Over lunch, Christophe Roehri, deputy chief executive of TOBAM, a Paris-based money manager, presents a straightforward message: market cap indexes are not very efficient.
As a corollary, he argues investors can do better than the market, with a “maximum diversification strategy” which he says is the best way to produce excess returns. And that strategy, or at least the methodology behind the investment process, has resulted in the firm receiving patents in Australia, Japan and the U.S.
To illustrate his central point, Roehri displays a graph of the S&P 500 index showing which sectors have dominated (in terms of market weight) over the past 55 years. Technology is now the dominant sector; a decade earlier it was the financials; at the turn of the new millennium it was technology, media and telecom; 35 years back it was the energy producers; and 45 years ago it was autos.

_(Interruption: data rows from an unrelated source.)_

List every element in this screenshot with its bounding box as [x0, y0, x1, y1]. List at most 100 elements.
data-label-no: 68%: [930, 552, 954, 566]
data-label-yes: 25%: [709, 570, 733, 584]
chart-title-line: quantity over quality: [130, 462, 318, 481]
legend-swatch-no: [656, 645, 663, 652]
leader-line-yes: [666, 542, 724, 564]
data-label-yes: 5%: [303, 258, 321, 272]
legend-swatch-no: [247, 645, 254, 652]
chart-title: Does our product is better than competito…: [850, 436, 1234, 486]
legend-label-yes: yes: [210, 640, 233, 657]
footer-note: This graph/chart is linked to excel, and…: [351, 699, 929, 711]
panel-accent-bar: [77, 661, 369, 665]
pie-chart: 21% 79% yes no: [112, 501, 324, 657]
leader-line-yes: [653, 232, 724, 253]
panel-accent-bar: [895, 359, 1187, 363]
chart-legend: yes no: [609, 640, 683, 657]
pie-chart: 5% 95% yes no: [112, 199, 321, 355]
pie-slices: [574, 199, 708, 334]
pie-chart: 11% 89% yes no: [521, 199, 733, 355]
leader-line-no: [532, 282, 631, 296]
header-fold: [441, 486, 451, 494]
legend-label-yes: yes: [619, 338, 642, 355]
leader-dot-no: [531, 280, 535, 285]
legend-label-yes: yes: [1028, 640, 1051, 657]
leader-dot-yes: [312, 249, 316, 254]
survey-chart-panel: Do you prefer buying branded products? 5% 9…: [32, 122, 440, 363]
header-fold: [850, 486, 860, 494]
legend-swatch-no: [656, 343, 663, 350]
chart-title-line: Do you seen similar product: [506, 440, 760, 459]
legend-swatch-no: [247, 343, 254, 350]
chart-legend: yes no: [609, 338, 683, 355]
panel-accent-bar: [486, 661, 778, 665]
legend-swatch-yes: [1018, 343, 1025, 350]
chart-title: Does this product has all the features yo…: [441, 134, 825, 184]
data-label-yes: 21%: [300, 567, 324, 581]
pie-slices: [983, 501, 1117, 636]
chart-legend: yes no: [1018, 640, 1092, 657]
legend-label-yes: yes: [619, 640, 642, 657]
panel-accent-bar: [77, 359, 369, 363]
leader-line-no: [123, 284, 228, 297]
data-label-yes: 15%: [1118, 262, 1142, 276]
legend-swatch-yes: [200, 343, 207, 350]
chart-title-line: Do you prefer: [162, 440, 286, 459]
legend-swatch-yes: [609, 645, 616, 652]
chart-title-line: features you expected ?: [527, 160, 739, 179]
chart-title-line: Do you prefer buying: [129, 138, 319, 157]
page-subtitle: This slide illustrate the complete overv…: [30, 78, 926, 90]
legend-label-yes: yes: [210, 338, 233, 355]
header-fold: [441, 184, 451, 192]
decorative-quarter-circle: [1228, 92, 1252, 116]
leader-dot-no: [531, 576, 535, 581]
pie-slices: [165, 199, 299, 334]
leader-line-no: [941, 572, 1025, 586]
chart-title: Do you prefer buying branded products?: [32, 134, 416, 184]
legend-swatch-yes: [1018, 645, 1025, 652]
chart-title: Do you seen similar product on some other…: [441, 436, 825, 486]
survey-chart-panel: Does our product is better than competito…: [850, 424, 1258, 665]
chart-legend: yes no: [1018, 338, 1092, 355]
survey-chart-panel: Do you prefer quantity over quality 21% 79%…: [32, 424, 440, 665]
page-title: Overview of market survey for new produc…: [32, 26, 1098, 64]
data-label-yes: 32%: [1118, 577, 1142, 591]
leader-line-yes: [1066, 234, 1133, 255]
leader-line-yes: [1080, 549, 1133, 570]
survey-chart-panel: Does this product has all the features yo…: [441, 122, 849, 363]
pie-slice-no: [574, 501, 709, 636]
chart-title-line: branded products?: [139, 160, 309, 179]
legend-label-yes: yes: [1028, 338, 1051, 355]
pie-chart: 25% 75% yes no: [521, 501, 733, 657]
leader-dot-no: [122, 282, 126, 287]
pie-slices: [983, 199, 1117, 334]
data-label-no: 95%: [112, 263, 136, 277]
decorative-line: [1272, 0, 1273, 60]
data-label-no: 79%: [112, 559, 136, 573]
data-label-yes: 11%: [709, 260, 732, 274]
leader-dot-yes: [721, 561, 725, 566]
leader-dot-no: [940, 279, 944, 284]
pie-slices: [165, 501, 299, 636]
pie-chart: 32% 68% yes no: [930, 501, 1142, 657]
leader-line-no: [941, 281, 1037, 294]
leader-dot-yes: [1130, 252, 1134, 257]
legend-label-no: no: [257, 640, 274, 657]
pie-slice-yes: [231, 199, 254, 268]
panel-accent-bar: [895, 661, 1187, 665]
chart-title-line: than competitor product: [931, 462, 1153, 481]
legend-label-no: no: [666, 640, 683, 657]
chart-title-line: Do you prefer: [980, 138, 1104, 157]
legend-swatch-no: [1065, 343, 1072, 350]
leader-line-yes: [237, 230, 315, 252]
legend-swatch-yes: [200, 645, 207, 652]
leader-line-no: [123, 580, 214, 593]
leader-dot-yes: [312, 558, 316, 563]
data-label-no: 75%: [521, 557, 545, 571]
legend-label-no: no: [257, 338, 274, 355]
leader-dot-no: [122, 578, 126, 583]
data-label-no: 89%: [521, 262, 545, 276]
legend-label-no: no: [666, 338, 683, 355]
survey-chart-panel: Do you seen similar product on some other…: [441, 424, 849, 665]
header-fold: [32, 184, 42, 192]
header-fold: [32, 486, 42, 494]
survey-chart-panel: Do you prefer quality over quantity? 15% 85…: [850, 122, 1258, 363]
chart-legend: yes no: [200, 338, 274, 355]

“The benchmark indexes tend to be poorly diversified,” he said, noting when stocks become “expensive,” their weight in the index increases, meaning investors are required to buy more. (When stocks are cheap, the opposite situation prevails.) “If you buy the benchmark, you are betting on (continued) concentration.”
TOBAM, which is home to “lots of maths guys,” has developed its own measure of diversification, the diversification ratio, the measure for which it received patents.
In simple terms, diversification is achieved when the risk of the combination of the stocks in a portfolio is less than the combination of the risks of the stocks in the portfolio. (The idea is to add stocks to the portfolio provided that diversification is increased.) The diversification ratio results from dividing the combination of the risks by the risk of the combination.
The result of all the math is what Roehri calls is an “agnostic portfolio,” one, he said that’s free of bias and made without forecasts or bets. (The portfolio is re-balanced each quarter.)
But caps and minimum weights are placed on the number of stocks in the portfolio: for the U.S. product the maximum weight is 1.50 per cent; for the Canadian product the cap is three per cent.
On a back-tested basis, Roehri said TOBAM’s approach, across a number of markets, generates an excess return of one per cent — three percent — and a reduction in volatility of 15-20 per cent — relative to the benchmark. (A cynic would say that there’s never been a bad back-test.)
He adds maximum diversification differs from a so-called “smart beta” strategy and a low volatility strategy. “We are a little bit of everything,” adding TOBAM should be a “core portfolio” for investors.
Roehri is in Canada as part of a marketing effort to attract retail investors. Last year TOBAM and Mackenzie Investment Partners signed a deal where a series of ETFs based on the former’s Maximum Diversification Index Series would be launched. Those efforts have resulted in about $150 million of assets.
That partnership was established after TOBAM secured mandates (totaling US$1.5 billion) from a number of Canadian institutions.
“We created a company in 2005 around a concept. Institutional investors are the best investors to buy a concept. And there are a lot of large sophisticated institutional investors in Canada,” he said.